Newly enobled Lord Polak has accused the National Union of Students of “selective discrimination” by allowing organisations with extremist links to speak on campus while backing the boycott campaign against Israel.

Former Conservative Friends of Israel director Stuart Polak was speaking during a debate on freedom of speech at universities in Parliament – the first time he has spoken about the country since being introduced to the Lords.

He said: “In recent years, an environment of censorship, hostility and intimidation has emerged on university campuses. This current trend and the actions of some student bodies increasingly risk threatening freedom of speech at universities – places where debated and dialogue are fundamental. It can be difficult for Israel-supporting students to hold discussions on some discussions on some campuses because of the prevailing attitude among some students and academics.”

This summer, NUS national executive passed a motion to boycott some Israeli companies. “The boycott campaign is a major infringement on the right to free speech and directly impacts on the ability for cooperation between the two countries,” he told the chamber, advocated more rather less collaboration.

“Britain, Israel and society as a whole have much to lose I this sort of collaboration is stopped. The funding of these programmes should not only be safeguarded but enhanced.”

Lord Leigh said he was moved to speak out after Southampton university, his almna mater, was due to host a conference discussing Israel’s right to exist earlier this year.
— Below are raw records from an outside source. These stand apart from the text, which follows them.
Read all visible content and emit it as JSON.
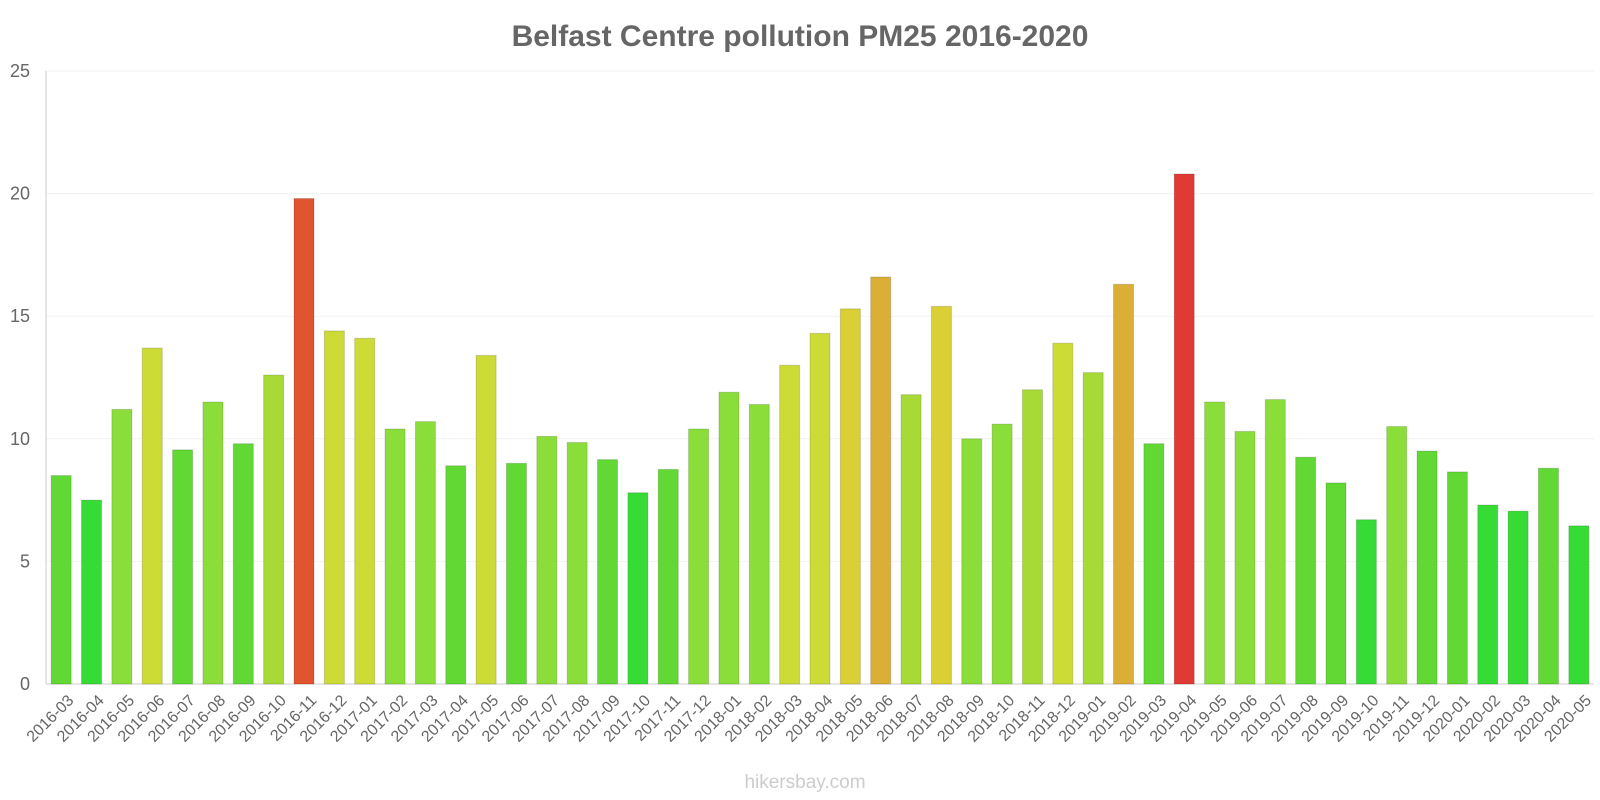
{
  "chart_data": {
    "type": "bar",
    "title": "Belfast Centre pollution PM25 2016-2020",
    "xlabel": "",
    "ylabel": "",
    "ylim": [
      0,
      25
    ],
    "yticks": [
      0,
      5,
      10,
      15,
      20,
      25
    ],
    "grid": true,
    "categories": [
      "2016-03",
      "2016-04",
      "2016-05",
      "2016-06",
      "2016-07",
      "2016-08",
      "2016-09",
      "2016-10",
      "2016-11",
      "2016-12",
      "2017-01",
      "2017-02",
      "2017-03",
      "2017-04",
      "2017-05",
      "2017-06",
      "2017-07",
      "2017-08",
      "2017-09",
      "2017-10",
      "2017-11",
      "2017-12",
      "2018-01",
      "2018-02",
      "2018-03",
      "2018-04",
      "2018-05",
      "2018-06",
      "2018-07",
      "2018-08",
      "2018-09",
      "2018-10",
      "2018-11",
      "2018-12",
      "2019-01",
      "2019-02",
      "2019-03",
      "2019-04",
      "2019-05",
      "2019-06",
      "2019-07",
      "2019-08",
      "2019-09",
      "2019-10",
      "2019-11",
      "2019-12",
      "2020-01",
      "2020-02",
      "2020-03",
      "2020-04",
      "2020-05"
    ],
    "values": [
      8.5,
      7.5,
      11.2,
      13.7,
      9.55,
      11.5,
      9.8,
      12.6,
      19.8,
      14.4,
      14.1,
      10.4,
      10.7,
      8.9,
      13.4,
      9.0,
      10.1,
      9.85,
      9.15,
      7.8,
      8.75,
      10.4,
      11.9,
      11.4,
      13.0,
      14.3,
      15.3,
      16.6,
      11.8,
      15.4,
      10.0,
      10.6,
      12.0,
      13.9,
      12.7,
      16.3,
      9.8,
      20.8,
      11.5,
      10.3,
      11.6,
      9.25,
      8.2,
      6.7,
      10.5,
      9.5,
      8.65,
      7.3,
      7.05,
      8.8,
      6.45
    ],
    "colors": [
      "#62d835",
      "#36dc35",
      "#8bde39",
      "#cddb37",
      "#62d835",
      "#8bde39",
      "#62d835",
      "#a7da36",
      "#e0552f",
      "#cddb37",
      "#cddb37",
      "#8bde39",
      "#8bde39",
      "#62d835",
      "#cddb37",
      "#62d835",
      "#8bde39",
      "#8bde39",
      "#62d835",
      "#36dc35",
      "#62d835",
      "#8bde39",
      "#8bde39",
      "#8bde39",
      "#cddb37",
      "#cddb37",
      "#dbcf36",
      "#dbae36",
      "#a7da36",
      "#dbcf36",
      "#8bde39",
      "#8bde39",
      "#a7da36",
      "#cddb37",
      "#a7da36",
      "#dbae36",
      "#62d835",
      "#e03a35",
      "#8bde39",
      "#8bde39",
      "#8bde39",
      "#62d835",
      "#62d835",
      "#36dc35",
      "#8bde39",
      "#62d835",
      "#62d835",
      "#36dc35",
      "#36dc35",
      "#62d835",
      "#36dc35"
    ]
  },
  "credit": "hikersbay.com"
}
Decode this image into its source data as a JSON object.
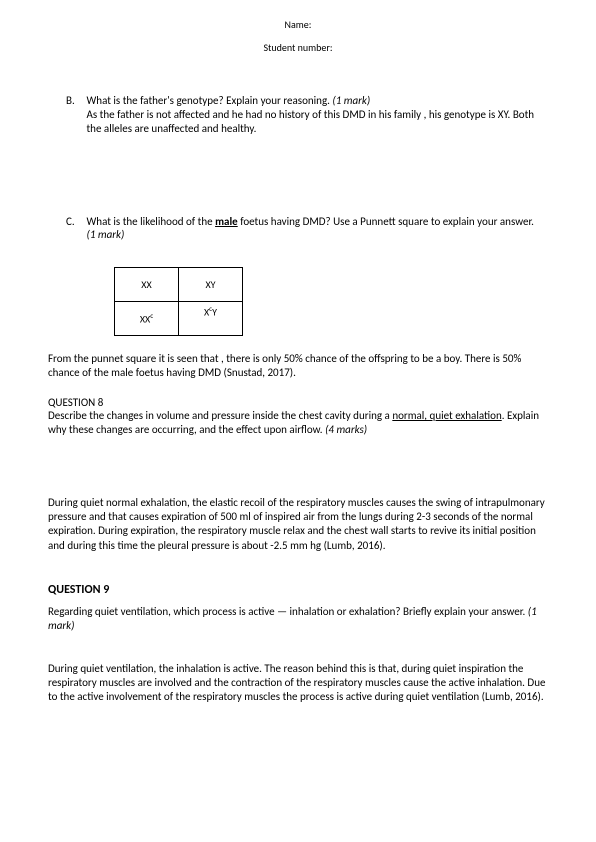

It was later cancelled but he said: “No other nation state had ever had its right to exist questioned at the university,” he said.

On another occasion, he claimed, Israeli professor Mark Auslander’s talk at Southampton on the subject of optical sensors had to be cancelled “due to intimidation”.

During the debate, called by Baroness Deech, minister Baroness Evans reiterated that the government does not support academic of cultural boycotts. “Indeed, the UK has engaged in 60 years of vibrant exchange, partnership and collaboration with Israel, which does so much to make both our countries stronger.”